1 veste, 1 chemisier, 1 pantalon, 1 collant, 1 culotte, 1 paire de chaussure, 1 paire de boucle d'oreille, 1 montre bracelet. J'étais toute nue,ai-je dit.
1 carnet d'adresse, 1 fleur de tilleul séchée, 1 trèfle séché, 1 stylo bille, 1 mouchoir, 1 mascara, 1 rouge à lèvre, 1 poudre, 1 peigne, 4 clefs, 2 timbres, 5 tickets de tramway.
1 sac à main.
Tout était noté dans les rubriques d'une feuille. Moi le capitaine Piele ne m'a pas notée. Il va me mettre en prison. On ne pourra lire sur aucune liste qu'à mon arrivée j'avais 1 front, 2 yeux, 2 oreilles, 1 nez, 2 lèvres, 1 cou. Je le tiens d'Edgar, de Kurt et de Georg : au sous sol, il y a des geôles.

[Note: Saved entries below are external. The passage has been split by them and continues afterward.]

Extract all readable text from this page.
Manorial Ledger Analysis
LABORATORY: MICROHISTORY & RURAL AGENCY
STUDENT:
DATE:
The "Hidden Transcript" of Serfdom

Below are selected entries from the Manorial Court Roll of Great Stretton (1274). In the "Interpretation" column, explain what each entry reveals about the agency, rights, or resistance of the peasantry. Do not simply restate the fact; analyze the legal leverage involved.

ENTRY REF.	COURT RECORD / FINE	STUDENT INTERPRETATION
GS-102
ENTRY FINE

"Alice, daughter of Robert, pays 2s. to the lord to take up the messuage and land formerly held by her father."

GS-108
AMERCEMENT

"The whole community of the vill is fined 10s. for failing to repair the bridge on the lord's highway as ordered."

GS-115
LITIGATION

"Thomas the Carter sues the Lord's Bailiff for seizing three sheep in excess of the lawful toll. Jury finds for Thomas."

La mort de Tereza m'a fait mal comme si j'avais eu deux têtes éclatant en même temps. Dans l'une, il y avait l'amour fauché, et dans l'autre, la haine. Je voulais que l'amour repousse. Il repoussa comme l'herbe et le foin, pêle-mêle : l'amour fut dans mon front, l'affirmation la plus froide. Ma palnte la plus nulle.
"Tu te figures que ça te rend invisible, de n'avoir confiance en personne."